By: everylittlething
The wind pushed through the gaps in the old house making eerie sounds and demonstrating real power. Cobwebs fluttered in the face of it and dust settled in its wake. There was no one there. Spiders hugged the walls and two mice ran along skirting boards. But no one saw them. The ragged curtains trembled either side of the small window in the scullery. No one shivered. A door from one of the outbuildings was partly off its hinges and creaked with depth as it moved involuntarily to and fro.
The traveller leant against a stout tree trunk and tried in vain to light a cigarette. He looked the old house up and down. He scanned its breadth in the scant light from the moon. He had the measure of it. To him it was stone and wood and turf and twisted metal. Clearly no one was inside. It would seem that no one had been there for a very long time. He wondered how long. He carefully picked his way through tangled garden to the door and attempted to open it. It was not as difficult as he had expected and so he entered more quickly than he had anticipated. He left it wide open.

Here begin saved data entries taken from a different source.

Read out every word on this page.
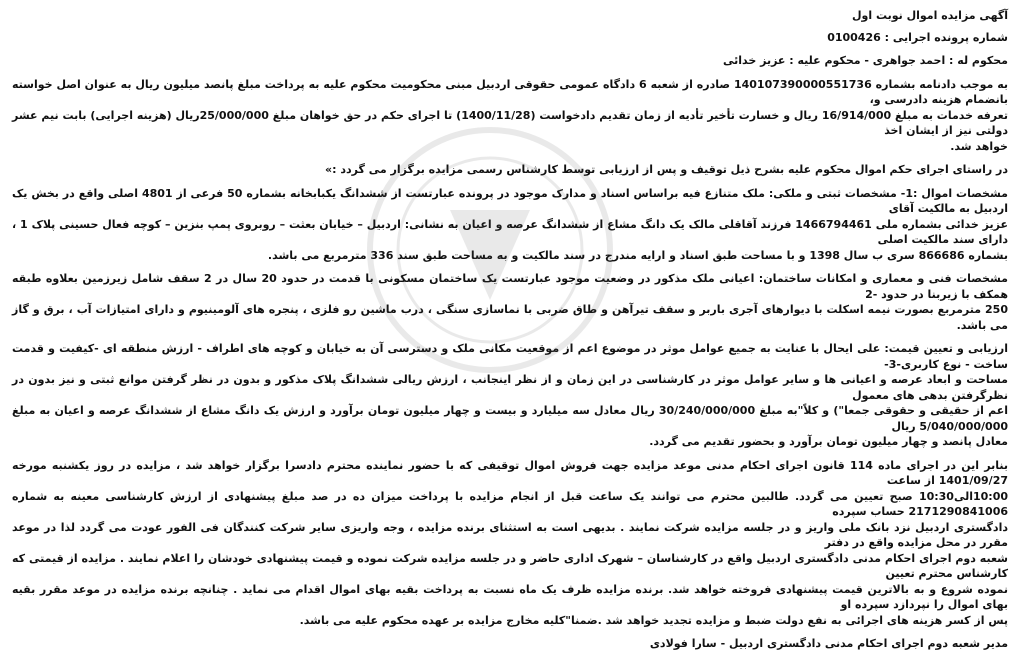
آگهی مزایده اموال نوبت اول
شماره پرونده اجرایی : 0100426
محکوم له : احمد جواهری - محکوم علیه : عزیز خدائی
به موجب دادنامه بشماره 140107390000551736 صادره از شعبه 6 دادگاه عمومی حقوقی اردبیل مبنی محکومیت محکوم علیه به پرداخت مبلغ پانصد میلیون ریال به عنوان اصل خواسته بانضمام هزینه دادرسی و،
تعرفه خدمات به مبلغ 16/914/000 ریال و خسارت تأخیر تأدیه از زمان تقدیم دادخواست (1400/11/28) تا اجرای حکم در حق خواهان مبلغ 25/000/000ریال (هزینه اجرایی) بابت نیم عشر دولتی نیز از ایشان اخذ
خواهد شد.
در راستای اجرای حکم اموال محکوم علیه بشرح ذیل توقیف و پس از ارزیابی توسط کارشناس رسمی مزایده برگزار می گردد :»
مشخصات اموال :1- مشخصات ثبتی و ملکی: ملک متنازع فیه براساس اسناد و مدارک موجود در پرونده عبارتست از ششدانگ یکبابخانه بشماره 50 فرعی از 4801 اصلی واقع در بخش یک اردبیل به مالکیت آقای
عزیز خدائی بشماره ملی 1466794461 فرزند آقاقلی مالک یک دانگ مشاع از ششدانگ عرصه و اعیان به نشانی: اردبیل – خیابان بعثت – روبروی پمپ بنزین – کوچه فعال حسینی پلاک 1 ، دارای سند مالکیت اصلی
بشماره 866686 سری ب سال 1398 و با مساحت طبق اسناد و ارایه مندرج در سند مالکیت و به مساحت طبق سند 336 مترمربع می باشد.
مشخصات فنی و معماری و امکانات ساختمان: اعیانی ملک مذکور در وضعیت موجود عبارتست یک ساختمان مسکونی با قدمت در حدود 20 سال در 2 سقف شامل زیرزمین بعلاوه طبقه همکف با زیربنا در حدود -2
250 مترمربع بصورت نیمه اسکلت با دیوارهای آجری باربر و سقف تیرآهن و طاق ضربی با نماسازی سنگی ، درب ماشین رو فلزی ، پنجره های آلومینیوم و دارای امتیازات آب ، برق و گاز می باشد.
ارزیابی و تعیین قیمت: علی ایحال با عنایت به جمیع عوامل موثر در موضوع اعم از موقعیت مکانی ملک و دسترسی آن به خیابان و کوچه های اطراف - ارزش منطقه ای -کیفیت و قدمت ساخت - نوع کاربری-3-
مساحت و ابعاد عرصه و اعیانی ها و سایر عوامل موثر در کارشناسی در این زمان و از نظر اینجانب ، ارزش ریالی ششدانگ پلاک مذکور و بدون در نظر گرفتن موانع ثبتی و نیز بدون در نظرگرفتن بدهی های معمول
اعم از حقیقی و حقوقی جمعا") و کلاً"به مبلغ 30/240/000/000 ریال معادل سه میلیارد و بیست و چهار میلیون تومان برآورد و ارزش یک دانگ مشاع از ششدانگ عرصه و اعیان به مبلغ 5/040/000/000 ریال
معادل پانصد و چهار میلیون تومان برآورد و بحضور تقدیم می گردد.
بنابر این در اجرای ماده 114 قانون اجرای احکام مدنی موعد مزایده جهت فروش اموال توقیفی که با حضور نماینده محترم دادسرا برگزار خواهد شد ، مزایده در روز یکشنبه مورخه 1401/09/27 از ساعت
10:00الی10:30 صبح تعیین می گردد. طالبین محترم می توانند یک ساعت قبل از انجام مزایده با پرداخت میزان ده در صد مبلغ پیشنهادی از ارزش کارشناسی معینه به شماره 2171290841006 حساب سپرده
دادگستری اردبیل نزد بانک ملی واریز و در جلسه مزایده شرکت نمایند . بدیهی است به استثنای برنده مزایده ، وجه واریزی سایر شرکت کنندگان فی الفور عودت می گردد لذا در موعد مقرر در محل مزایده واقع در دفتر
شعبه دوم اجرای احکام مدنی دادگستری اردبیل واقع در کارشناسان – شهرک اداری حاضر و در جلسه مزایده شرکت نموده و قیمت پیشنهادی خودشان را اعلام نمایند . مزایده از قیمتی که کارشناس محترم تعیین
نموده شروع و به بالاترین قیمت پیشنهادی فروخته خواهد شد. برنده مزایده ظرف یک ماه نسبت به پرداخت بقیه بهای اموال اقدام می نماید . چنانچه برنده مزایده در موعد مقرر بقیه بهای اموال را نپردازد سپرده او
پس از کسر هزینه های اجرائی به نفع دولت ضبط و مزایده تجدید خواهد شد .ضمنا"کلیه مخارج مزایده بر عهده محکوم علیه می باشد.
مدیر شعبه دوم اجرای احکام مدنی دادگستری اردبیل - سارا فولادی
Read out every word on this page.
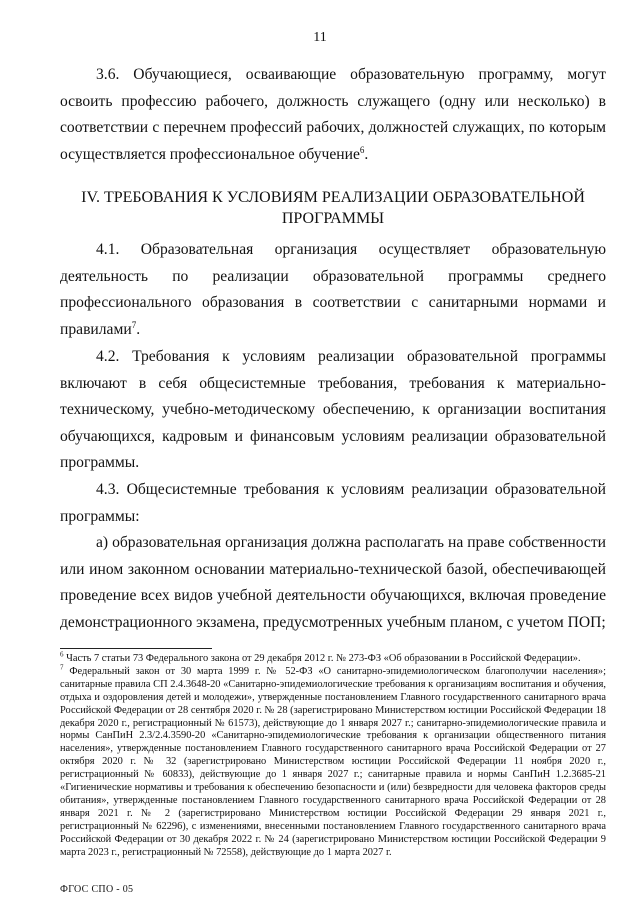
11
3.6. Обучающиеся, осваивающие образовательную программу, могут освоить профессию рабочего, должность служащего (одну или несколько) в соответствии с перечнем профессий рабочих, должностей служащих, по которым осуществляется профессиональное обучение$^6$.
IV. ТРЕБОВАНИЯ К УСЛОВИЯМ РЕАЛИЗАЦИИ ОБРАЗОВАТЕЛЬНОЙ ПРОГРАММЫ
4.1. Образовательная организация осуществляет образовательную деятельность по реализации образовательной программы среднего профессионального образования в соответствии с санитарными нормами и правилами$^7$.
4.2. Требования к условиям реализации образовательной программы включают в себя общесистемные требования, требования к материально-техническому, учебно-методическому обеспечению, к организации воспитания обучающихся, кадровым и финансовым условиям реализации образовательной программы.
4.3. Общесистемные требования к условиям реализации образовательной программы:
а) образовательная организация должна располагать на праве собственности или ином законном основании материально-технической базой, обеспечивающей проведение всех видов учебной деятельности обучающихся, включая проведение демонстрационного экзамена, предусмотренных учебным планом, с учетом ПОП;

$^6$ Часть 7 статьи 73 Федерального закона от 29 декабря 2012 г. № 273-ФЗ «Об образовании в Российской Федерации».

$^7$ Федеральный закон от 30 марта 1999 г. № 52-ФЗ «О санитарно-эпидемиологическом благополучии населения»; санитарные правила СП 2.4.3648-20 «Санитарно-эпидемиологические требования к организациям воспитания и обучения, отдыха и оздоровления детей и молодежи», утвержденные постановлением Главного государственного санитарного врача Российской Федерации от 28 сентября 2020 г. № 28 (зарегистрировано Министерством юстиции Российской Федерации 18 декабря 2020 г., регистрационный № 61573), действующие до 1 января 2027 г.; санитарно-эпидемиологические правила и нормы СанПиН 2.3/2.4.3590-20 «Санитарно-эпидемиологические требования к организации общественного питания населения», утвержденные постановлением Главного государственного санитарного врача Российской Федерации от 27 октября 2020 г. № 32 (зарегистрировано Министерством юстиции Российской Федерации 11 ноября 2020 г., регистрационный № 60833), действующие до 1 января 2027 г.; санитарные правила и нормы СанПиН 1.2.3685-21 «Гигиенические нормативы и требования к обеспечению безопасности и (или) безвредности для человека факторов среды обитания», утвержденные постановлением Главного государственного санитарного врача Российской Федерации от 28 января 2021 г. № 2 (зарегистрировано Министерством юстиции Российской Федерации 29 января 2021 г., регистрационный № 62296), с изменениями, внесенными постановлением Главного государственного санитарного врача Российской Федерации от 30 декабря 2022 г. № 24 (зарегистрировано Министерством юстиции Российской Федерации 9 марта 2023 г., регистрационный № 72558), действующие до 1 марта 2027 г.

ФГОС СПО - 05
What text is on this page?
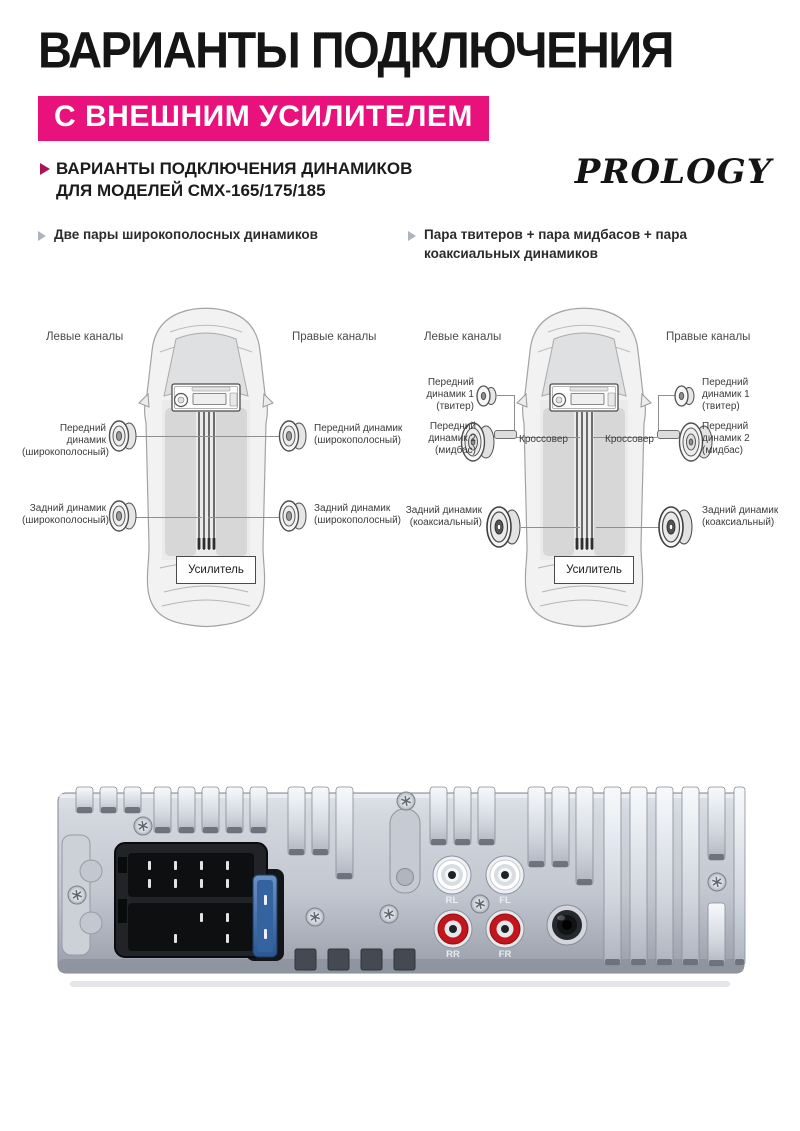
ВАРИАНТЫ ПОДКЛЮЧЕНИЯ
С ВНЕШНИМ УСИЛИТЕЛЕМ
ВАРИАНТЫ ПОДКЛЮЧЕНИЯ ДИНАМИКОВ
ДЛЯ МОДЕЛЕЙ СМХ-165/175/185	PROLOGY
Две пары широкополосных динамиков	Пара твитеров + пара мидбасов + пара коаксиальных динамиков
Левые каналы	Правые каналы
Передний динамик (широкополосный)
Задний динамик (широкополосный)
Передний динамик (широкополосный)
Задний динамик (широкополосный)
Усилитель
Левые каналы	Правые каналы
Кроссовер	Кроссовер
Передний динамик 1 (твитер)
Передний динамик 2 (мидбас)
Задний динамик (коаксиальный)
Передний динамик 1 (твитер)
Передний динамик 2 (мидбас)
Задний динамик (коаксиальный)
Усилитель
RL	FL
RR	FR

Slowly and gingerly – not wanting any injury from random obstacles, the traveller looked around the little house. Here a rotten wooden cupboard with fragments of linoleum still lining its shelves, there a small table, white with age, and, everywhere, signs of a hurried evacuation. No food – the small inhabitants would have finished that off fairly sharpish – but crockery and pans in small numbers showed the traveller where someone had cooked and eaten a very long time ago. He lit his cigarette and watched as the smoke mingled with the cloud of memory that hovered there. A loose flagstone came between him and his exit but, instead of walking around it, his mind was jumping in and out of the stories he had read. He remembered people trapped in cottages such as these. He remembered such places coming and going through years – places like Brigadoon. He remembered Silas Marner, George Eliot’s weaver, who had hidden his money as he had hoarded it. He began to work his strong fingers around the loose flagstone. With difficulty he lifted it but found nothing underneath. He put back the flagstone and laughed at himself. He became aware, however , that he was not alone. He looked behind him, the hairs on the back of his neck bristling with something he did not recognise. There was no one there.
“You didn’t find it.”
The traveller looked up to see a young woman standing in the open doorway. She wasn’t standing very still. She seemed to be swaying but in a curving sinuous way.
“No. No – I didn’t find anything.”
“And, should you have found it, would you have kept it?”
“I – didn’t know – didn’t know what I was looking for.”
“They never do.”
“Who never does?”
“The men who come – they never know what it is that they seek – but they are all seeking something.”
“I didn’t come here to find anything.”
“No, you didn’t, but there is something missing for you and you feel an emptiness.”
“How do you – – – – – ”
“You will not find what is missing here. Go back and it will be waiting for you.”
“Where?”
“Where did you come from?”
“You seem to know all these things – you tell me where I come from!”
“You come from earth and it is to earth you shall return – but that which you are searching for is not of the earth. Go back and you will feel it.”
With that, the woman turned and it seemed she was blown along through the garden with the dried leaves and clumps of dead vegetation.
He was alone and wondering. He lit another cigarette and walked around and around the old house. It gave him no clue. He wasn’t good at taking advice. He was stumped. The wind was less aggressive now and seemed to whisper to him to leave. He closed the door behind him and stood on the path, taking in the night. His feet led him back the way he had come. It seemed the debris on the way through the wood was blown aside ahead of him. The trees coughed and croaked to him as he walked on and soon he felt a part of it all. Close to the edge of the wood he sat down and breathed in the night. The night breathed in the traveller too. And so they were one. A man whose life had been bereft of spirituality had been admitted to the spirit world.
They found him the next morning when two of the rangers arrived to fell marked trees. They told their story for a very long time. The man they had found had died peacefully and with the most wonderful expression. But the story doesn’t end there. The tree which had been his last earthly resting place was one of the marked trees felled by the rangers. As it passed through the neighbouring trees, to land on the floor of the wood, a cache of acorns and hazelnuts scattered from a crevice within its trunk. They became covered with leaf litter and settled into the earth where many germinated and developed into saplings and then into trees, breathing life into this world – life and spirit.